C.G. Jung was a Swiss psychiatrist who, through his work with many individuals labeled as “mentally ill” whether diagnosed as psychotic or merely depressed, developed his theories of psychic life. He worked by engaging the processes and figures of the unconscious in the healing process and introduced the concept of the Archetypes to Western Psychology. Archetypes are the basic forms and patterns which underlie all manifestations of human life. Some examples are “hero’, “mother”, “goddess”, “teacher”, “devil.” Some Jungian-based techniques of work include dreamwork, active imagination, shadow work, and archetypal engagement.


What is dreamwork and how can it help me?

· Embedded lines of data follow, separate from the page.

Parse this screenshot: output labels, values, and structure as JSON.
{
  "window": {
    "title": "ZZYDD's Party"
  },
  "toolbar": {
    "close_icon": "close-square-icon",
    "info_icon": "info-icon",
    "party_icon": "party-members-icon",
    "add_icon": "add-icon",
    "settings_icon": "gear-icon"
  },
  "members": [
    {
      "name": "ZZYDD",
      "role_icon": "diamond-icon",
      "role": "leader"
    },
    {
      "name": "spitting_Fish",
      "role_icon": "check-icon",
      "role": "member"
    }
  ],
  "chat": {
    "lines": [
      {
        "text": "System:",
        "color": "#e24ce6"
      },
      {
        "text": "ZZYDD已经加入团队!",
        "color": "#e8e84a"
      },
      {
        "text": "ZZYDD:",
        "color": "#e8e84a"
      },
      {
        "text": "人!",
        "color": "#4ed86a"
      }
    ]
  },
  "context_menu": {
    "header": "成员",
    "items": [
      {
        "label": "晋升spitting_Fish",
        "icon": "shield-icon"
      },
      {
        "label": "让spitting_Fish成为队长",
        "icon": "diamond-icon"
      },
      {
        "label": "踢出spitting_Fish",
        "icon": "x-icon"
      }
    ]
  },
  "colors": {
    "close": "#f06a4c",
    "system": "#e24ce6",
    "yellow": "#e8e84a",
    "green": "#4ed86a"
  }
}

Dreamwork refers to that practice whereby an individual begins to notice, remember, and record his or her dreams. Once noticed and acknowledged, dreams may deliver up their messages and guidance which may be needed at a particular time in one’s life. Dreams also may give information regarding one’s career, relationships, and have often been know to foretell the future.  Engaging figures and images which come to us in dreams often results in the initial connection with our guides. Dreams have been called the messengers of the gods. Jung called dreams the “royal road to the unconscious.” 


What is Sandplay?

Sandplay is a technique which uses figures of every imaginable kind found in life such as animals, human figures, natural features such as trees, and sand to create lifelike “scenes.” The constellation of a scene will often mirror the psychic condition of the individual at that time. The creation and expression of this psychic situation often facilitates the release of repressed material and the production of psychic energy necessary to progress to the next stage of development. A similar dynamic may be said to be in action during the creation of art. Unconscious material which cannot be cognitively or verbally conceived is given symbolic expression in the creations of individuals in the sand.